The company expects crude oil prices to remain volatile amid geopolitical uncertainty in the Middle East, but will maintain the $160 million capital budget in 2026. If crude oil prices are robust than the US$60 per barrel forecast, Cardinal Energy will use the incremental free cash flow to increase its conventional asset expenditures.
Cardinal Energy commits to an attractive and sustainable return of capital through dividends. Its low-decline conventional assets and growing pipeline of future thermal prospects provide a compelling growth outlook. Moreover, the second major steam-assisted gravity drainage (SAGD) project is scheduled to come online in the second half of 2027.
The board of directors has approved the reinstatement of the monthly dividend in June 2022. CJ hasn’t missed a monthly payout since.
Defensive anchor
SmartCentres complements a cash flow engine like Cardinal Energy.
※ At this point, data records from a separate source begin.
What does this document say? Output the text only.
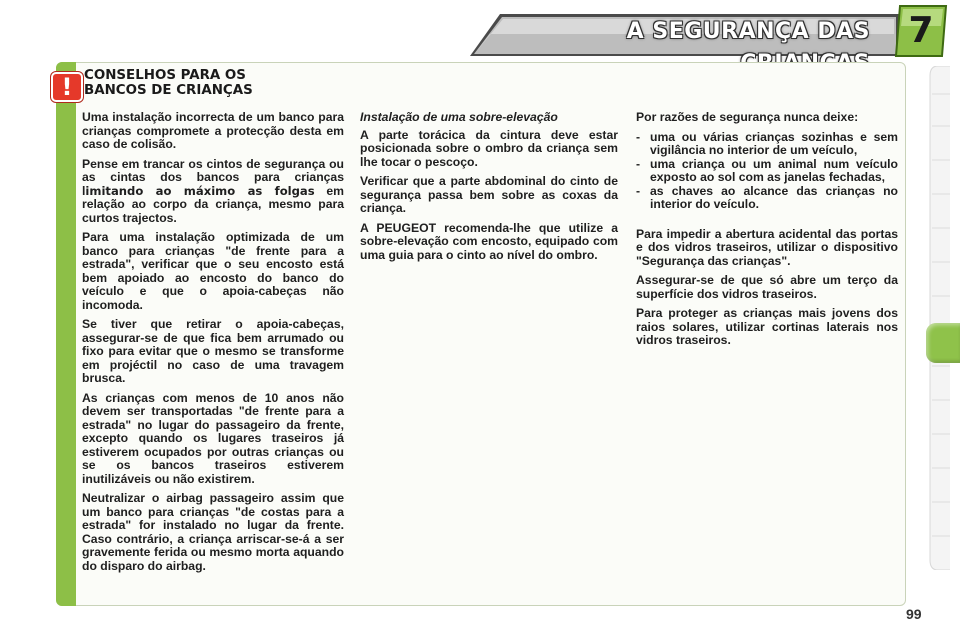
A SEGURANÇA DAS	7
! CONSELHOS PARA OS
BANCOS DE CRIANÇAS

Uma instalação incorrecta de um banco para crianças compromete a protecção desta em caso de colisão.

Pense em trancar os cintos de segurança ou as cintas dos bancos para crianças limitando ao máximo as folgas em relação ao corpo da criança, mesmo para curtos trajectos.

Para uma instalação optimizada de um banco para crianças "de frente para a estrada", verificar que o seu encosto está bem apoiado ao encosto do banco do veículo e que o apoia-cabeças não incomoda.

Se tiver que retirar o apoia-cabeças, assegurar-se de que fica bem arrumado ou fixo para evitar que o mesmo se transforme em projéctil no caso de uma travagem brusca.

As crianças com menos de 10 anos não devem ser transportadas "de frente para a estrada" no lugar do passageiro da frente, excepto quando os lugares traseiros já estiverem ocupados por outras crianças ou se os bancos traseiros estiverem inutilizáveis ou não existirem.

Neutralizar o airbag passageiro assim que um banco para crianças "de costas para a estrada" for instalado no lugar da frente. Caso contrário, a criança arriscar-se-á a ser gravemente ferida ou mesmo morta aquando do disparo do airbag.

Instalação de uma sobre-elevação

A parte torácica da cintura deve estar posicionada sobre o ombro da criança sem lhe tocar o pescoço.

Verificar que a parte abdominal do cinto de segurança passa bem sobre as coxas da criança.

A PEUGEOT recomenda-lhe que utilize a sobre-elevação com encosto, equipado com uma guia para o cinto ao nível do ombro.

Por razões de segurança nunca deixe:

- uma ou várias crianças sozinhas e sem vigilância no interior de um veículo,
- uma criança ou um animal num veículo exposto ao sol com as janelas fechadas,
- as chaves ao alcance das crianças no interior do veículo.

Para impedir a abertura acidental das portas e dos vidros traseiros, utilizar o dispositivo "Segurança das crianças".

Assegurar-se de que só abre um terço da superfície dos vidros traseiros.

Para proteger as crianças mais jovens dos raios solares, utilizar cortinas laterais nos vidros traseiros.

99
The $4.9 billion fully integrated REIT owns and operates 198 properties across Canada. American retail giant Walmart, the anchor tenant in 114 shopping centres, accounts for 22.8% of total revenue. The in-place and committed occupancy rate at the close of the fourth quarter of 2025 is 98.6%.
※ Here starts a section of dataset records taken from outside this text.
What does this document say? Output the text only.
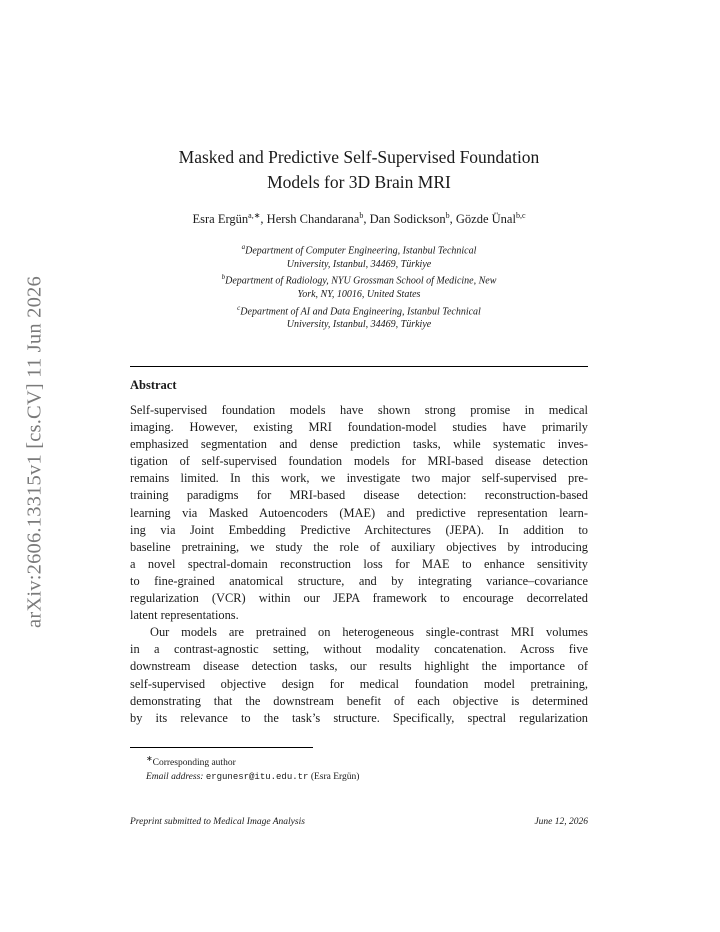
arXiv:2606.13315v1 [cs.CV] 11 Jun 2026
Masked and Predictive Self-Supervised Foundation
Models for 3D Brain MRI
Esra Ergün$^{a,∗}$, Hersh Chandarana$^b$, Dan Sodickson$^b$, Gözde Ünal$^{b,c}$
$^a$Department of Computer Engineering, Istanbul Technical
University, Istanbul, 34469, Türkiye
$^b$Department of Radiology, NYU Grossman School of Medicine, New
York, NY, 10016, United States
$^c$Department of AI and Data Engineering, Istanbul Technical
University, Istanbul, 34469, Türkiye
Abstract
Self-supervised foundation models have shown strong promise in medical
imaging. However, existing MRI foundation-model studies have primarily
emphasized segmentation and dense prediction tasks, while systematic inves-
tigation of self-supervised foundation models for MRI-based disease detection
remains limited. In this work, we investigate two major self-supervised pre-
training paradigms for MRI-based disease detection: reconstruction-based
learning via Masked Autoencoders (MAE) and predictive representation learn-
ing via Joint Embedding Predictive Architectures (JEPA). In addition to
baseline pretraining, we study the role of auxiliary objectives by introducing
a novel spectral-domain reconstruction loss for MAE to enhance sensitivity
to fine-grained anatomical structure, and by integrating variance–covariance
regularization (VCR) within our JEPA framework to encourage decorrelated
latent representations.
Our models are pretrained on heterogeneous single-contrast MRI volumes
in a contrast-agnostic setting, without modality concatenation. Across five
downstream disease detection tasks, our results highlight the importance of
self-supervised objective design for medical foundation model pretraining,
demonstrating that the downstream benefit of each objective is determined
by its relevance to the task’s structure. Specifically, spectral regularization
∗Corresponding author
Email address: ergunesr@itu.edu.tr (Esra Ergün)
Preprint submitted to Medical Image Analysis	June 12, 2026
Shopping centres and retail properties, along with apartments and offices, deliver recurring income. Development income comes from townhouses and condominiums. Space for logistics, digital signage, and electric vehicle charging are among the value-added services.
As of April 17, 2026, SRU.UN outperforms the TSX year to date, up 13.4% versus 8.3%. At $28.71 per share, the REIT pays a juicy 6.44% dividend.
Proven usefulness
The usefulness of the TFSA includes building a tax-exempt second salary for Canadians in need of additional income. Cardinal Energy and SmartCentres form a formidable two-stock income portfolio that can help TFSA users earn perpetual monthly income.